Les vacances étaient près de leur fin ; les enfants s’aimaient tous de plus en plus ; Léon s’améliorait de jour en jour au contact de Paul et de ses excellentes cousines Camille et Madeleine. Son courage se développait avec ses autres qualités ; plusieurs fois il avait eu occasion de l’exercer, et il courait maintenant à l’égal de Paul au-devant du danger, sans toutefois le braver inutilement. L’idiot avait été vengé ; les parents des mauvais garnements qui l’avaient battu amenèrent les coupables chez Relmot père, et là, en présence du pauvre idiot, ils administrèrent chacun une correction si sanglante à leurs fils, que l’idiot se sauva en se bouchant les oreilles pour ne pas entendre leurs cris. Jacques était triste, mais résigné et plus tendre que jamais pour Paul et pour Marguerite ; Sophie se désolait du prochain départ de ses amis, mais surtout de celui de Jean, toujours si fraternel, si aimable pour elle.
« Tu n’as donc plus entendu parler de ta belle-mère ? lui disait un jour Jean dans leur cabane. Où est-elle ? Qu’est-elle devenue ?
– Je ne sais, répondit Sophie. Elle n’écrit pas ; j’avoue que je n’y pense pas beaucoup ; elle m’avait rendue si malheureuse que je cherche à oublier ces trois années de mon enfance. »
JEAN. – Quel âge avais-tu quand elle t’a abandonnée ? Et quel âge au juste as-tu maintenant ?

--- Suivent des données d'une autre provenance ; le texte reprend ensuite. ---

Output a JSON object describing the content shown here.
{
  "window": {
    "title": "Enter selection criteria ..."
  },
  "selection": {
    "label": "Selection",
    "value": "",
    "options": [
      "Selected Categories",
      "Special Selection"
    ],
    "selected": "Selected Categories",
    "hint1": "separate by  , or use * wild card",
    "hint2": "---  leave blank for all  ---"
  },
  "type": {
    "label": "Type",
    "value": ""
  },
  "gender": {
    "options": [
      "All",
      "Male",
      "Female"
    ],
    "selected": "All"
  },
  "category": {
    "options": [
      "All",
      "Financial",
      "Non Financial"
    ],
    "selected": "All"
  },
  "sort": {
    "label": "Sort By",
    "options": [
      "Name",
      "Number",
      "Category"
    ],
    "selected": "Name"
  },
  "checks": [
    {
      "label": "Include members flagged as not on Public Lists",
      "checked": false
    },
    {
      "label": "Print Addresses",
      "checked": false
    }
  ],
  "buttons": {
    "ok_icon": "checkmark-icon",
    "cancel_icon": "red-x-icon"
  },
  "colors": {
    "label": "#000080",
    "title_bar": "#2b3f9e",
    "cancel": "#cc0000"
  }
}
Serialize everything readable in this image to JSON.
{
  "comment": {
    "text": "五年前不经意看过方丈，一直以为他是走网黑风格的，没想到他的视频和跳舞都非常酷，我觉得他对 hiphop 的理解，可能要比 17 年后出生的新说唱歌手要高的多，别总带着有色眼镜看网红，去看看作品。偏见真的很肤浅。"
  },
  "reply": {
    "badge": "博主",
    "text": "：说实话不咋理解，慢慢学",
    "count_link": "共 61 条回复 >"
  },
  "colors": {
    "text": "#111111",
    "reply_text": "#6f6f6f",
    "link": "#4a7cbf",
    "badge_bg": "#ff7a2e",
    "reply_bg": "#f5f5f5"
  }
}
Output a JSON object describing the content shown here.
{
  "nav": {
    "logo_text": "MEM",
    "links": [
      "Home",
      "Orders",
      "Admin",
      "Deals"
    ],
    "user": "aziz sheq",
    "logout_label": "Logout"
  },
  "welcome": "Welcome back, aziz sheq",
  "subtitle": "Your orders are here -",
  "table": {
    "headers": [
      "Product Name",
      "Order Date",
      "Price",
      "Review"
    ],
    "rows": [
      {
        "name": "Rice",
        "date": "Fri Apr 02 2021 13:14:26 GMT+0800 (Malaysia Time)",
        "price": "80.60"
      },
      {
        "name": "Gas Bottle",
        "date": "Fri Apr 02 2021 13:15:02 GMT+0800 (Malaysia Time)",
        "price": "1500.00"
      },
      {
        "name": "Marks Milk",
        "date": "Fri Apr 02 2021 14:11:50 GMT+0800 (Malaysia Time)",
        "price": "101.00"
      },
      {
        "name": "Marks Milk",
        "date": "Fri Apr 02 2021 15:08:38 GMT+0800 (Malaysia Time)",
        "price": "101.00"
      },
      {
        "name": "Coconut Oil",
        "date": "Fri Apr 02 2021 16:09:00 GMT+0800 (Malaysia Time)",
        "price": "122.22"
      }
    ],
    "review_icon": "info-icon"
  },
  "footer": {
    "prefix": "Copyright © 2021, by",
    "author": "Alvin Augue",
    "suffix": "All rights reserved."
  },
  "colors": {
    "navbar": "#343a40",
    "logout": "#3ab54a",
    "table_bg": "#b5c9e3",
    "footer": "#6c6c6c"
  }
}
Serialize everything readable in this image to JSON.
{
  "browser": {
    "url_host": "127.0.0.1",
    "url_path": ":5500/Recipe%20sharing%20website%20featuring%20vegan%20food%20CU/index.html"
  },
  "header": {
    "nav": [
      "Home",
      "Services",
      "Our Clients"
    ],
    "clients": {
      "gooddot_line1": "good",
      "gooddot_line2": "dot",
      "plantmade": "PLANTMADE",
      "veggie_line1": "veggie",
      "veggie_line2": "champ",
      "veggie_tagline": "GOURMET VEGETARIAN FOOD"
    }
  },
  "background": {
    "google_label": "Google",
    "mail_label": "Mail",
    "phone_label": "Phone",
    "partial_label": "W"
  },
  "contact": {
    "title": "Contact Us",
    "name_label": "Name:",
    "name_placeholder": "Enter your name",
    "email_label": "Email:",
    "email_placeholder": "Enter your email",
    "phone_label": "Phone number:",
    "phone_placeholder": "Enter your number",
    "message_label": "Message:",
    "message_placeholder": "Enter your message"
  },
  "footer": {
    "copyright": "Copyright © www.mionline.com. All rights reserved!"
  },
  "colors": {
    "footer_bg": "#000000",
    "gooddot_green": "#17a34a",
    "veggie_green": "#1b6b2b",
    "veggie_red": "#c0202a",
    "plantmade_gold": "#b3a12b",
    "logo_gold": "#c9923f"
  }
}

SOPHIE. – J’avais un peu plus de sept ans ; à présent j’en ai neuf, un an de moins que Madeleine et deux ans de moins que Camille.
JEAN. – Et Marguerite, quel âge a-t-elle ?
SOPHIE. – Marguerite a sept ans, mais elle est plus intelligente et plus avancée que moi. Je ne m’étonne pas que Paul l’aime tant ! Elle est si bonne et si gentille !
JEAN. – Oh ! oui, Paul l’aime bien. Quand on dit quelque chose contre Marguerite, ses yeux brillent ; on peut bien dire qu’ils lancent des éclairs.
SOPHIE. – Et comme il aime M. de Rosbourg !
JEAN. – Oh ! quant à celui-là, si on s’avisait d’y toucher seulement de la langue, ce ne sont pas les yeux seuls de Paul qui parleraient, il tomberait sur vous des pieds et des poings.
– Sophie ! Sophie ! cria Camille qui accourait, maman te demande ; elle a reçu des nouvelles de ta belle-mère qui vient d’arriver à sa terre et qui est bien malade.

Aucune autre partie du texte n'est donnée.